Rhamnaceae (Buckthorn family)


Hog-plum is a many-branched, 4- to 6-foot-tall shrub. Some branches form slender, weak spines. The leaves are small, alternate, borne on stems and somewhat oval. Small, yellow flowers are solitary or on short, twig-like shoots. The small, brownish fruit is a hard, three-celled, spherical capsule.

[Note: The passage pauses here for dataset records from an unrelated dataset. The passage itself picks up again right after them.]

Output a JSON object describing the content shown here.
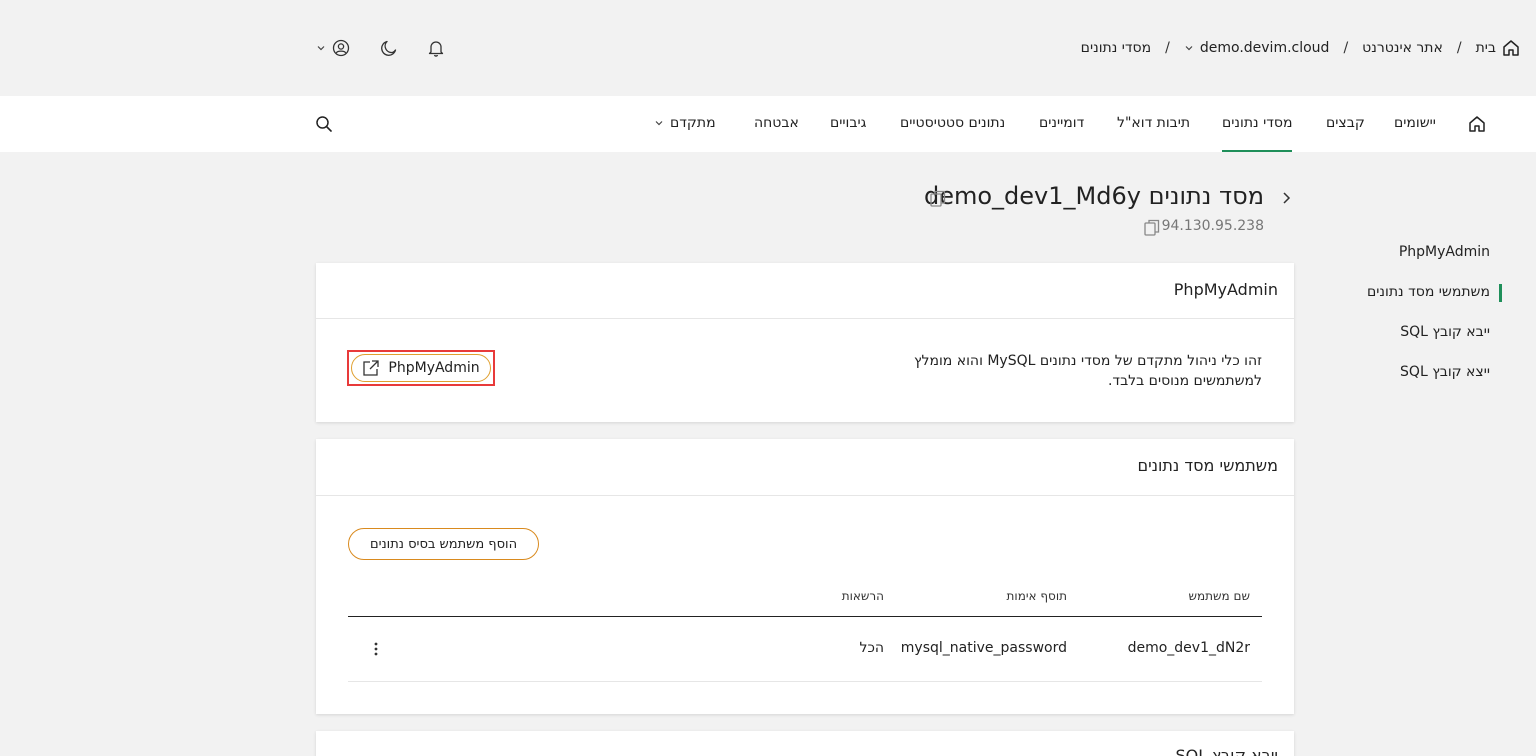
{
  "breadcrumb": {
    "home": "בית",
    "site": "אתר אינטרנט",
    "domain": "demo.devim.cloud",
    "section": "מסדי נתונים",
    "separator": "/"
  },
  "nav": {
    "items": [
      "יישומים",
      "קבצים",
      "מסדי נתונים",
      "תיבות דוא\"ל",
      "דומיינים",
      "נתונים סטטיסטיים",
      "גיבויים",
      "אבטחה",
      "מתקדם"
    ],
    "active": "מסדי נתונים"
  },
  "sidebar": {
    "items": [
      "PhpMyAdmin",
      "משתמשי מסד נתונים",
      "ייבא קובץ SQL",
      "ייצא קובץ SQL"
    ],
    "active": "משתמשי מסד נתונים"
  },
  "page": {
    "title_prefix": "מסד נתונים",
    "db_name": "demo_dev1_Md6y",
    "ip": "94.130.95.238"
  },
  "phpmyadmin_card": {
    "title": "PhpMyAdmin",
    "description": "זהו כלי ניהול מתקדם של מסדי נתונים MySQL והוא מומלץ למשתמשים מנוסים בלבד.",
    "button_label": "PhpMyAdmin"
  },
  "users_card": {
    "title": "משתמשי מסד נתונים",
    "add_button": "הוסף משתמש בסיס נתונים",
    "columns": [
      "שם משתמש",
      "תוסף אימות",
      "הרשאות"
    ],
    "rows": [
      {
        "username": "demo_dev1_dN2r",
        "auth_plugin": "mysql_native_password",
        "permissions": "הכל"
      }
    ]
  },
  "next_card": {
    "title": "ייבא קובץ SQL"
  },
  "colors": {
    "accent": "#1f8f5a",
    "button_border": "#d98a1e",
    "highlight": "#e83a3a"
  }
}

Hog-plum is found in gravelly arroyos and on rocky hillsides in southwestern Texas.

Toxic Agent

The toxicity of this plant is questionable, and any potentially toxic agents are unidentified. The fruits and seeds are the plant parts of concern.

Signs of Livestock Ingestion

Hog-plum is browsed by all species of livestock. Controlled experimentation has not been performed to establish its potential toxicity. Field reports indicate that sheep may have been poisoned after ingestion of fruits and seeds. The condition is similar to lechuguilla poisoning, with clinical signs including: Photosensitization, with swelling of the head and ears; Jaundice (yellow discoloration of mucous membranes, eyeballs, skin, fat); Death.

Management Strategies

The plant is usually not a problem for livestock producers. Avoid placing sheep in pastures with heavy populations of hog-plum when the plant is in fruit or seed stages and when other forage is not readily available. Observe livestock closely and remove animals from infested pastures at the first signs of poisoning.